I was silent. I didn't say that I thought it was funny that her last name was the same as Tabitha the sim's. I didn't say that her room smelled like pastries. I didn't say that this couch was uncomfortable, or that lying down would make me cry so I'll just sit up. I didn't say I didn't want to be here but my friends forced me because they were worried about me. I didn't say I understood how upset they were with me. I didn't say how worried about myself I was.

I stayed silent.

"I know you're hurting right now, Phil. I want to help you. You don't have to talk right now. But I'd like you to. Your friends are worried for you." I nodded, starring at the pattern on the carpet. The doctor sighed.

"I saw the note he left you." she said.

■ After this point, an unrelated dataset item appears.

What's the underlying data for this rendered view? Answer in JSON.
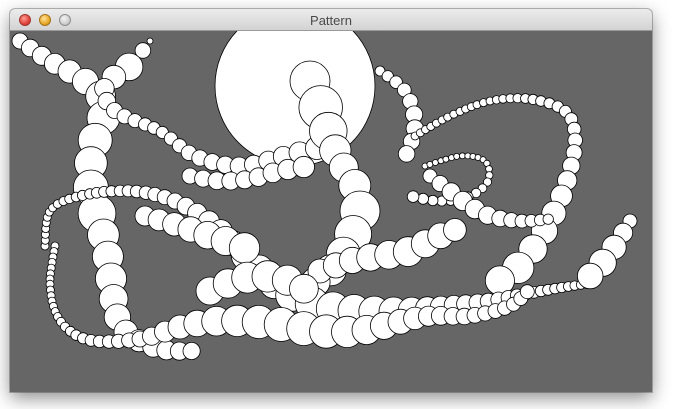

I looked up, quickly, angry.

"That wasn't for you to see." I spat. Those were my first words in a week.

I can't believe it's only been a week since Dan left me. I can't believe it's only been a week since the ambulance came to my flat for a second night in a row, and pulled his body from the shower where he had slit his wrists. Only a week since I scrubbed that floor for hours, wearing away the paint, wearing away the skin on my fingers, bloodying rag after rag. Only a week since I ran through bottle after bottle of soap, until it looked pristine, but I kept scrubbing, as if this weird habit Dan had acquired in the last months of his life would somehow bring me closer to him.

"I know. But Louise gave it to me. She said it might help to analyse it."

"No." I was numb, had been numb, for what felt like my whole life. I was confused. I was scarred. I never want to speak again. "If it's all the same to you, you're getting paid no matter what I say. So if you could just let me sit here and wait the hour out, I'd be really appreciative." Why was I being so rude?

"I want to help you, Phil."

"And I want to go home."

~-~-~

"How'd it go?" Louise asked. She had been waiting for me with Pj in the lobby of the therapist's office. They had dragged me from my flat and pulled me into a taxi, begging me to go, once, talk to a professional.

"We're devastated too, Phil," Pj had said, "But Dan would want you to move on." I stayed silent. They had dressed me, brushed my hair, tried to get me to put in my contacts, but I refused. They tried to get me to talk. Apparently, Louise had gone into his room, because that's where I had left the note.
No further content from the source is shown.